The Ukrainian conflict has also diverted resources away from another major front for Russian power projection: the Arctic. In the years before the invasion, Moscow was reopening Soviet-era bases along its northern Arctic Sea coast. Those moves were expected to boost infrastructure and traffic along Russia’s Northern Sea Route, which the Kremlin hoped could provide an alternative to travel through the Suez Canal.
But the financial and personnel drain from the Ukraine war forced a retreat. The Nagurskaya base in Russia’s extreme north is still awaiting completion after missing a previous target. A lack of Russian manpower in Ukraine has also compelled Moscow to pull its men out of Arctic stations to plug holes on the front, say Russian military analysts and Western intelligence and military officials.

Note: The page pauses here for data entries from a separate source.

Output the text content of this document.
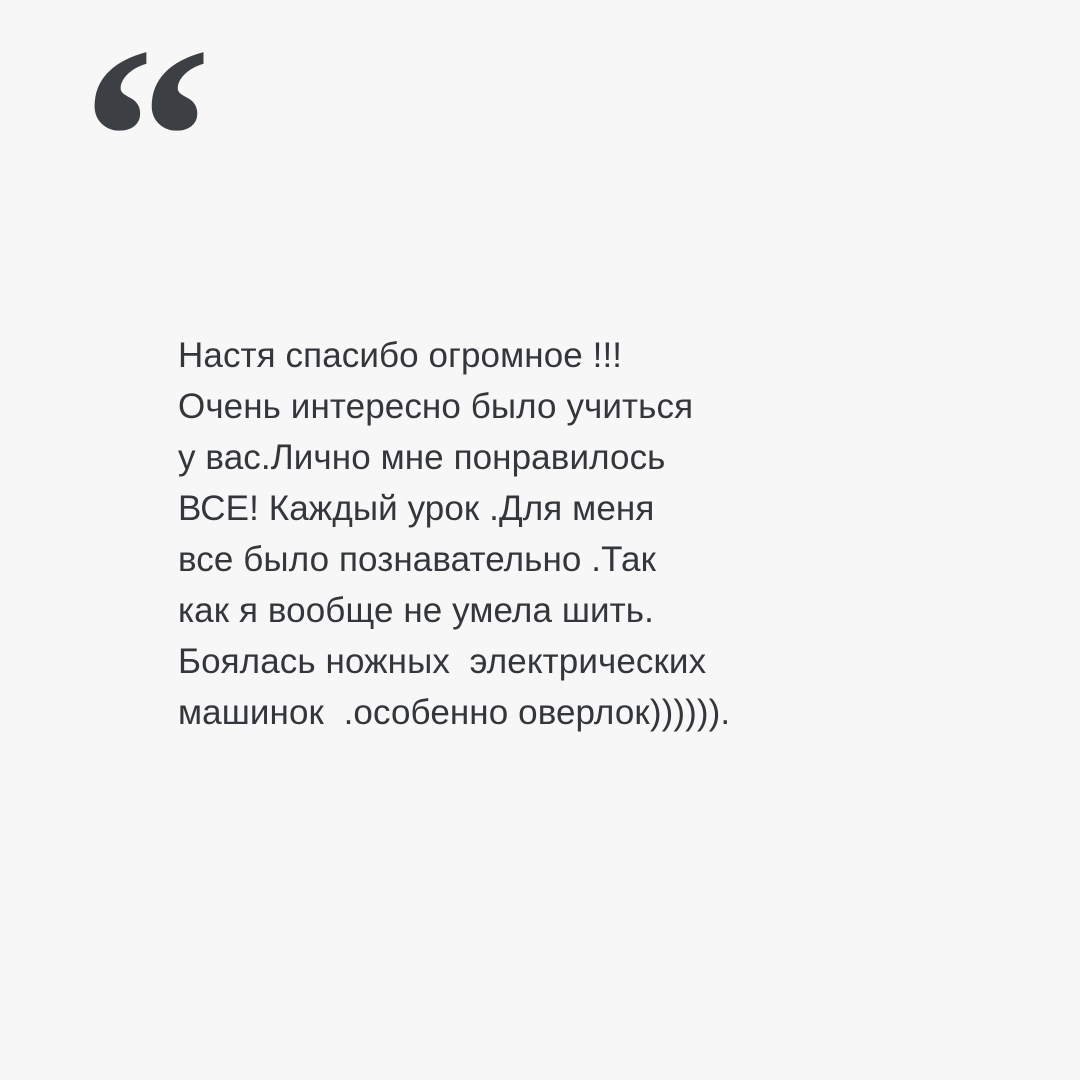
“
Настя спасибо огромное !!!
Очень интересно было учиться
у вас.Лично мне понравилось
ВСЕ! Каждый урок .Для меня
все было познавательно .Так
как я вообще не умела шить.
Боялась ножных  электрических
машинок  .особенно оверлок)))))).
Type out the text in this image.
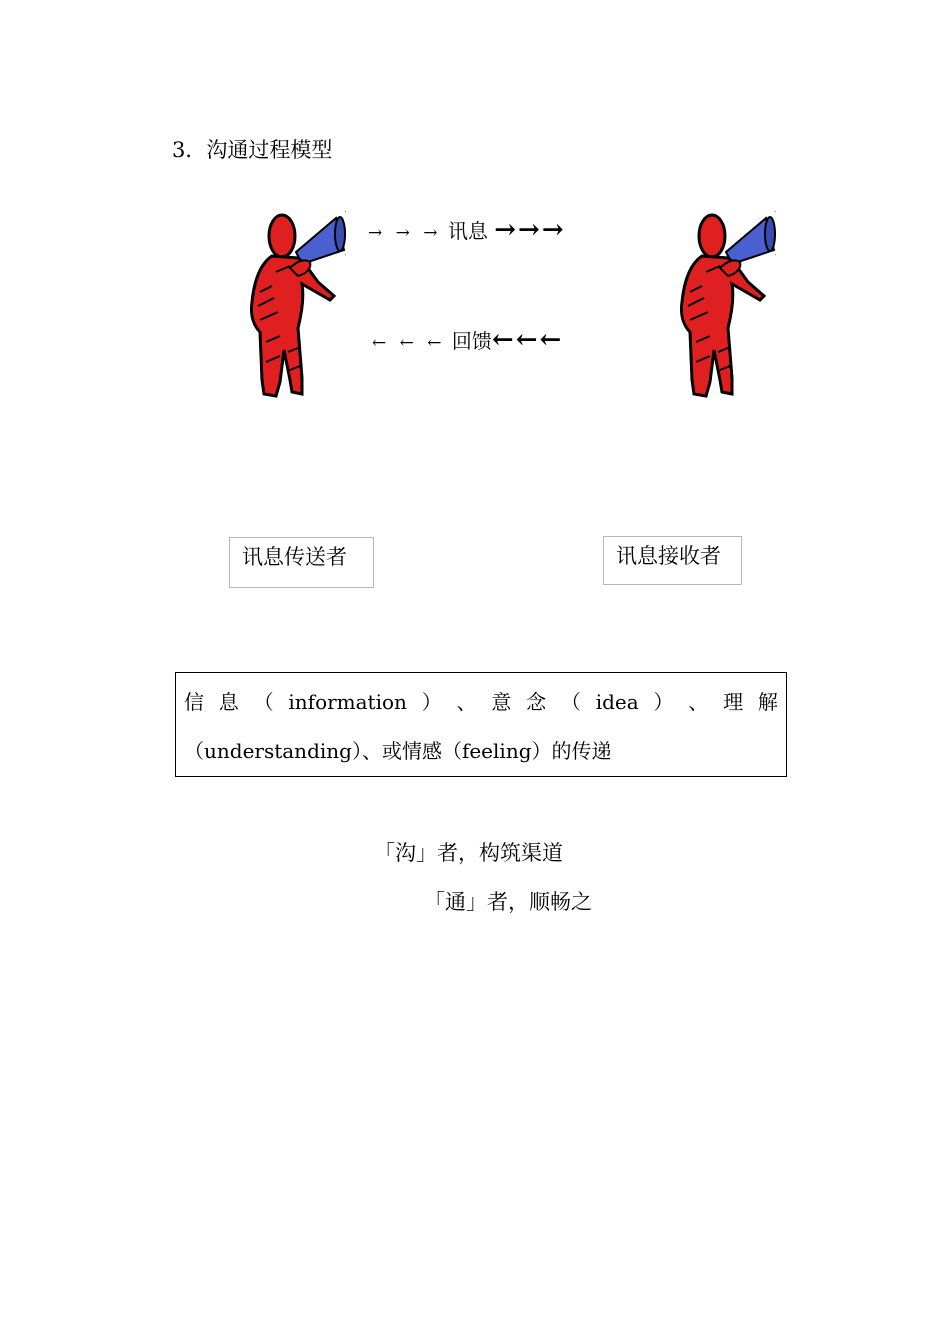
3．沟通过程模型
→ → → 讯息 →→→
← ← ← 回馈←←←
讯息传送者	讯息接收者
信 息 （ information ） 、 意 念 （ idea ） 、 理 解
（understanding）、或情感（feeling）的传递
「沟」者，构筑渠道
「通」者，顺畅之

Likewise, plans to build a new class of premiere nuclear-powered icebreaker, the 10510 Leader Class, saw a major shift following the war. Energomashspetsstal, a metallurgy plant located in Kramatorsk, Ukraine, which had been contracted to produce key parts for the icebreaker, was forced to suspend production when it came under direct fire. As a result, defense industry sources say the cost of the project is expected to rise by 50% and plans now foresee the production of one icebreaker, not three.
Russia still enjoys the ability to project power through its jet fighters and submarines based in the Arctic, which hosts some of Moscow’s most important nuclear assets. But Russia’s need for cash, and increasingly weakened economic position, has given Beijing greater latitude to piggy back on Russia’s Arctic efforts.
As a result, Moscow has ceded some control over its jealously guarded Northern Sea Route to China, which is increasingly seen as the main beneficiary of the route. That has given Beijing greater influence over rules and protocol on the route, said a former Russian official briefed on the matter.
“China is exploiting Russia’s position both in the Arctic and its economic condition,” Njord Wegge, a professor at Norway’s Defense University College. “Russia is under greater constraints, particularly limiting the options to project power in the land domain.”
“That doesn’t mean it won’t be a military threat to NATO countries in the future, but in terms of pure power projection capabilities along NATO’s northern land border the war in Ukraine has depleted much of its prewar capabilities.”
Further, it isn’t clear how Russia’s diminished status will affect potential discussions over Ukraine with President-elect Donald Trump , who wants to bring both Putin and Ukrainian President Volodymyr Zelensky to the negotiating table and end the fighting.
Some Russia analysts expect Putin to pummel Ukraine even harder, both on the battlefield and in negotiations, to demonstrate his resolve.
“If the Syria case means anything, it only increases the importance of Ukraine to Putin,” said Oleg Ignatov , senior Russia analyst for International Crisis Group, a Brussels-based nongovernmental organization. “If he didn’t go all in over Syria, Ukraine is where he believes he must achieve his goals.”